This Land is Your Land

Prayers for Flint by Karen Hampton

Karen Hampton is an artist and educator who primarily works with naturally-dyed textiles. In the early 2000s, Hampton found some long-lost family documents and rediscovered a long line of ancestors that she had never known. The stories she found have driven her art ever since. One document, in particular, recalled the life of one of Hampton’s ancestors named Flora, who was born a slave in Florida in the late 1700s. George J.F. Clarke, the son of British settlers, bought Flora and, by the early 1800s, granted her and their eight children freedom, education, and an inheritance of 33,000 acres of land. Flora’s female descendants fought racism to hold the family’s land rights well into the 20th century.
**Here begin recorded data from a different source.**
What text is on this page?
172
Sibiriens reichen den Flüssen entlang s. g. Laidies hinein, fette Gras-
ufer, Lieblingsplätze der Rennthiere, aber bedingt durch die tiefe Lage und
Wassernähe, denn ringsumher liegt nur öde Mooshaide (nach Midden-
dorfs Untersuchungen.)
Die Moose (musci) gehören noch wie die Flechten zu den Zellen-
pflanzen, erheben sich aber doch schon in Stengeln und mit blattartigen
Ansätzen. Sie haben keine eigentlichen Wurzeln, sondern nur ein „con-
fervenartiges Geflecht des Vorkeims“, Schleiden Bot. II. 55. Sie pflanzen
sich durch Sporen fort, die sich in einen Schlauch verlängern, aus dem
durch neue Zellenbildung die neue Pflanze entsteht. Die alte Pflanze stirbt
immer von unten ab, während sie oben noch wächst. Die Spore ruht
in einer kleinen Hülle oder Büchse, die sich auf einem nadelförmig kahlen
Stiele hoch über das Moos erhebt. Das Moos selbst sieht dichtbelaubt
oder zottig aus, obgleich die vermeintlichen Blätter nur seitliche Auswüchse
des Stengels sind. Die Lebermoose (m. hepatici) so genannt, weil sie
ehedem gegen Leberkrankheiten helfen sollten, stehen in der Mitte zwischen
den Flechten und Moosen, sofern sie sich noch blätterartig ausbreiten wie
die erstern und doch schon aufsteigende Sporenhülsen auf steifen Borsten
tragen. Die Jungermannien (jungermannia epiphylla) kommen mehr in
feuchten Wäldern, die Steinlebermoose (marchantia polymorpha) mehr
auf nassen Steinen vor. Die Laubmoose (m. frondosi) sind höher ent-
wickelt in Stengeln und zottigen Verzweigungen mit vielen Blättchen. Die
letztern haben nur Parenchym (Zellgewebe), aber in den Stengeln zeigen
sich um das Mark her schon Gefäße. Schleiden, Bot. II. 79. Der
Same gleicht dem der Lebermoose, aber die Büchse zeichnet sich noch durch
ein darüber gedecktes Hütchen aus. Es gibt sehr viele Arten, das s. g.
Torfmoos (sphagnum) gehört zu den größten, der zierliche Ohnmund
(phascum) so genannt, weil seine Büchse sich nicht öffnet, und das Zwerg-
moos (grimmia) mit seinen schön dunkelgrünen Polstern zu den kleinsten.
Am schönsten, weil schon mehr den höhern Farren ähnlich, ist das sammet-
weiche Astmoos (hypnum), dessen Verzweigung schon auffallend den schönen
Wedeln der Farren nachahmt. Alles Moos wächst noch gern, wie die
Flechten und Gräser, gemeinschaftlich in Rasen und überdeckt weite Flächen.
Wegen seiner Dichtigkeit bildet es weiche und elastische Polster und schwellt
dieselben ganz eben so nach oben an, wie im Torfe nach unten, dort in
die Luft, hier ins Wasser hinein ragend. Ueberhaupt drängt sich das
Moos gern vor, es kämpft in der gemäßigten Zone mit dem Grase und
Hampton describes how the women in my family took so much battering, and they were incredibly strong. It seems like my ancestors were just waiting for me to come along, to bring them back to life.” 
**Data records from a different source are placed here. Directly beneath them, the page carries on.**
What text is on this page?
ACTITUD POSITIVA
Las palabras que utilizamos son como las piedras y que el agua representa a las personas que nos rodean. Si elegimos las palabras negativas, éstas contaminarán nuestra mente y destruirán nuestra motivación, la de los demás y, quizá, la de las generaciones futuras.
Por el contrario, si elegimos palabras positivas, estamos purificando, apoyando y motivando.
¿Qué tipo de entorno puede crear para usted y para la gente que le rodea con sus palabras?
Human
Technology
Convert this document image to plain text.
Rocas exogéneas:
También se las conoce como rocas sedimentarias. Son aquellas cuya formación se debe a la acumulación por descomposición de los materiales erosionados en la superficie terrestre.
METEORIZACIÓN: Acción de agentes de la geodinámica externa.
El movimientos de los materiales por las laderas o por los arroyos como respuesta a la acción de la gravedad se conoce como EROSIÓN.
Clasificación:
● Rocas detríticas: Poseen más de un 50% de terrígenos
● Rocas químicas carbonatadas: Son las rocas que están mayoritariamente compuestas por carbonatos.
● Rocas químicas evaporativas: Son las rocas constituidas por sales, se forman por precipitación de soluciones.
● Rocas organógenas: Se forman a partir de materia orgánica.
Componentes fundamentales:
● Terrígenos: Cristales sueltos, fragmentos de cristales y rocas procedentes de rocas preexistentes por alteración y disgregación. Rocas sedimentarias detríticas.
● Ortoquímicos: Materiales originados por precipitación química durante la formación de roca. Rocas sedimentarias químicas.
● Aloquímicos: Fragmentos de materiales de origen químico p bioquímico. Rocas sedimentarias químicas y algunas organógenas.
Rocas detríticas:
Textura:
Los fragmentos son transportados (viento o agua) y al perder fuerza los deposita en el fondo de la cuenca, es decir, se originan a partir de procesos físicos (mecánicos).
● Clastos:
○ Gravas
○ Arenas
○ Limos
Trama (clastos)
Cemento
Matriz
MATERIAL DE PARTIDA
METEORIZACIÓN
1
“Each time my weft crosses the warp or my needle pierces the cloth, I reach through another layer of scorched earth that slavery has left behind, and I attempt to reframe the issues of race that haunt our modern lives.” - Quote from Stitching Race, presented in the 2012 Textile Society of America


Prayers for Flint memorializes the water crisis in Flint, Michigan, which sickened the majority Black city where 40% live in poverty. During a three-month residency, Hampton worked with Flint residents to understand the crisis and its physical and emotional effects. The outcome was artworks such as this, which she describes as an expression of thanks towards the people who shared their lives and stories with her. She dyed squares of fabric with samples of the polluted water she collected during her travels. The pairings of masks on the textile’s four corners are modeled after an African initiation mask she saw on display at the Flint Institute of Arts. The bottle tree in the center references those found in the American South on African American homesteads, fashioned to trap evil spirits and protect the land. Lastly, the heart-shaped symbol is Sankofa, a Yoruba symbol and word that means “to remember your past so you do not have to repeat it.” These symbols and representations trace the lineage of history that led to the water crisis in Flint and offer hope, protection, and prayers for a better future.

The immediate problems that lead to the Flint Water Crisis began in 2014, when the city of Flint changed it water supply to the Flint River to cut costs. Almost immediately, the residents of Flint - a majority black city where 40% of people live in poverty - started noticing something was wrong with their water.